負責記錄的小於什麽時候見過大家這麽積極,筆都要寫飛了。
陳桂蘭看著這一幕,心裏頭熱乎乎的,迴頭對林秀蓮李春花說:“走,咱們也去湊個熱鬧,報個名。”
李春花有些驚訝:“桂蘭姐,您還用學啊?您這就是老師傅啊。”
“藝多不壓身嘛。”陳桂蘭樂嗬嗬地擠進人群,硬是在本子上歪歪扭扭寫下了自個兒的大名。
李春花向來唯陳桂蘭是從,當即也樂樂報了名。
雖然學了用不用得上,但是跟著桂蘭接終歸沒問題。
其他幾個人也都報了名。
秦青同誌找過來的時候,她們剛報完名,正打算迴去。
“桂蘭嫂子,這次多虧了你,我還是第一次見大家報名這麽積極,都是你講得好。”
“你不知道,之前為了掃盲班的事,我嘴皮子都磨破了,也沒幾個人報名。這次學本領大家踴躍報名不說,剛纔好幾個人主動來諮詢掃盲班的事。”

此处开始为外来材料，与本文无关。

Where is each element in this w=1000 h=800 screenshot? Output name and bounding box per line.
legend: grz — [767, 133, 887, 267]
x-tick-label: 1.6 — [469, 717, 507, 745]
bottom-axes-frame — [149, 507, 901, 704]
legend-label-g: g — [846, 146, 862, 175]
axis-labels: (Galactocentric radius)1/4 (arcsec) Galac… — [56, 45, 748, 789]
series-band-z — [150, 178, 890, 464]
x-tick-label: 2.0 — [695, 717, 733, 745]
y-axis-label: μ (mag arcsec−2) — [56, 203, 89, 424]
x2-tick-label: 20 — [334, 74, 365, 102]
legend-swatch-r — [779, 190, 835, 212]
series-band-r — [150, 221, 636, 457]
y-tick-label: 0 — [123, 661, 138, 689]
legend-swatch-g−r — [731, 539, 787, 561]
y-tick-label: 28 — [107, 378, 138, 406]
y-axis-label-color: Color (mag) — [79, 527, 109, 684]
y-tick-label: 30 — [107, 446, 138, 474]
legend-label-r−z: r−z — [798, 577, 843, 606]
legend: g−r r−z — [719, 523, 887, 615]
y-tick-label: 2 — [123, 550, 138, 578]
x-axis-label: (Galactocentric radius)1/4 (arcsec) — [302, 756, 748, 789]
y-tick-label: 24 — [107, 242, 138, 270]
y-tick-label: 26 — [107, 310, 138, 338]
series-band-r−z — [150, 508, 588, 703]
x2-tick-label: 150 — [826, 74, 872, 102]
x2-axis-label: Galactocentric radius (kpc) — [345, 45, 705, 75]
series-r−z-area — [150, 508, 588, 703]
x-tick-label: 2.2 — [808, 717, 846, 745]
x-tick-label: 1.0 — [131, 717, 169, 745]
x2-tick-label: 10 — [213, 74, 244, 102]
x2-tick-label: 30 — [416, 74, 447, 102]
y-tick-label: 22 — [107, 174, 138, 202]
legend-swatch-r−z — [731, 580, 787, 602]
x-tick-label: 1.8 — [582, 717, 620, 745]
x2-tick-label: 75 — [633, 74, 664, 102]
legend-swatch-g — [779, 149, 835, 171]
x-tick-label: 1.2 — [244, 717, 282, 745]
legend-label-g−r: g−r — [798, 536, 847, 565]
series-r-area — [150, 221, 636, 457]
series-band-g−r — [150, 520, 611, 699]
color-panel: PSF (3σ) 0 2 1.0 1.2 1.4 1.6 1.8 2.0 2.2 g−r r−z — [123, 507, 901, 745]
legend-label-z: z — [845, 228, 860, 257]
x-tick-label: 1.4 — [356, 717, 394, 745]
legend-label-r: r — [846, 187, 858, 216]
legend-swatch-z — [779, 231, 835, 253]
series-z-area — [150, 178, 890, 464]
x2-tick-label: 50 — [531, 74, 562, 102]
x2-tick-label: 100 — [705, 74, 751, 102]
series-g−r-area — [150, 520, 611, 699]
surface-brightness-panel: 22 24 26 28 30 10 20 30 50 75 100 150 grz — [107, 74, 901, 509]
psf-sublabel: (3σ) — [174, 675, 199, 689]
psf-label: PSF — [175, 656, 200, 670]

說到這,秦青頓了頓,一臉誠懇地看著陳桂蘭:“嫂子,我有件事想跟您商量。咱們婦聯現在正缺人手。您看,能不能來我們婦聯工作?”
旁邊的李春花一聽,比自個兒當了官還高興:“桂蘭姐,這是好事啊!當了幹事那可是吃公家飯了!”
陳桂蘭卻擺擺手道:“秦主任,您抬舉我這老婆子了。我啊,就是個閑不住的,喜歡自由自在的,去婦聯的事還是算了。不過您放心,隻要是用得著我陳桂蘭的地方,您言語一聲,我絕不含糊。”
秦青見她態度堅決,也不好再勉強,隻是眼裏的敬佩又多了幾分:“成!那嫂子您就是咱們婦聯的編外顧問,以後少不了要麻煩您。”
陳桂蘭她們和秦青告辭後,便各迴各家。
迴家的路上,月亮已經爬上了樹梢。
一路上碰到的軍嫂,不管熟的不熟的,見了陳桂蘭都得停下腳,恭恭敬敬叫一聲“陳嬸子”或者“桂蘭姨”。
就連跟在身後的林秀蓮,待遇也大不一樣了。
就連那些以前背地裏叫她“資本家小姐”,覺得她嬌氣、不合群,眼神裏總帶著點審視和排斥的人,現在看她的眼神裏,都多了幾分親近和羨慕。
“秀蓮啊,還是你有福氣,攤上這麽個通透的婆婆。”
“就是,以前是我們眼拙,秀蓮這孩子一看就是個知書達理的。”
林秀蓮挽著陳桂蘭的胳膊,聽著這些話,眼眶微微發酸。
她知道,這都是婆婆陳桂蘭的功勞,大家都很喜歡婆婆,連帶著她也跟著沾了光。
陳桂蘭今兒個高興,那模樣,比撿了金元寶還得意,連帶著晚上都多吃了一碗飯。
這可把陳建軍給驚訝到了。
尤其是他晚上洗完澡,從老孃的房間路過迴臥室的時候,眼睛都瞪大了。
老孃竟然一邊唱著小曲兒,一邊跳起了舞。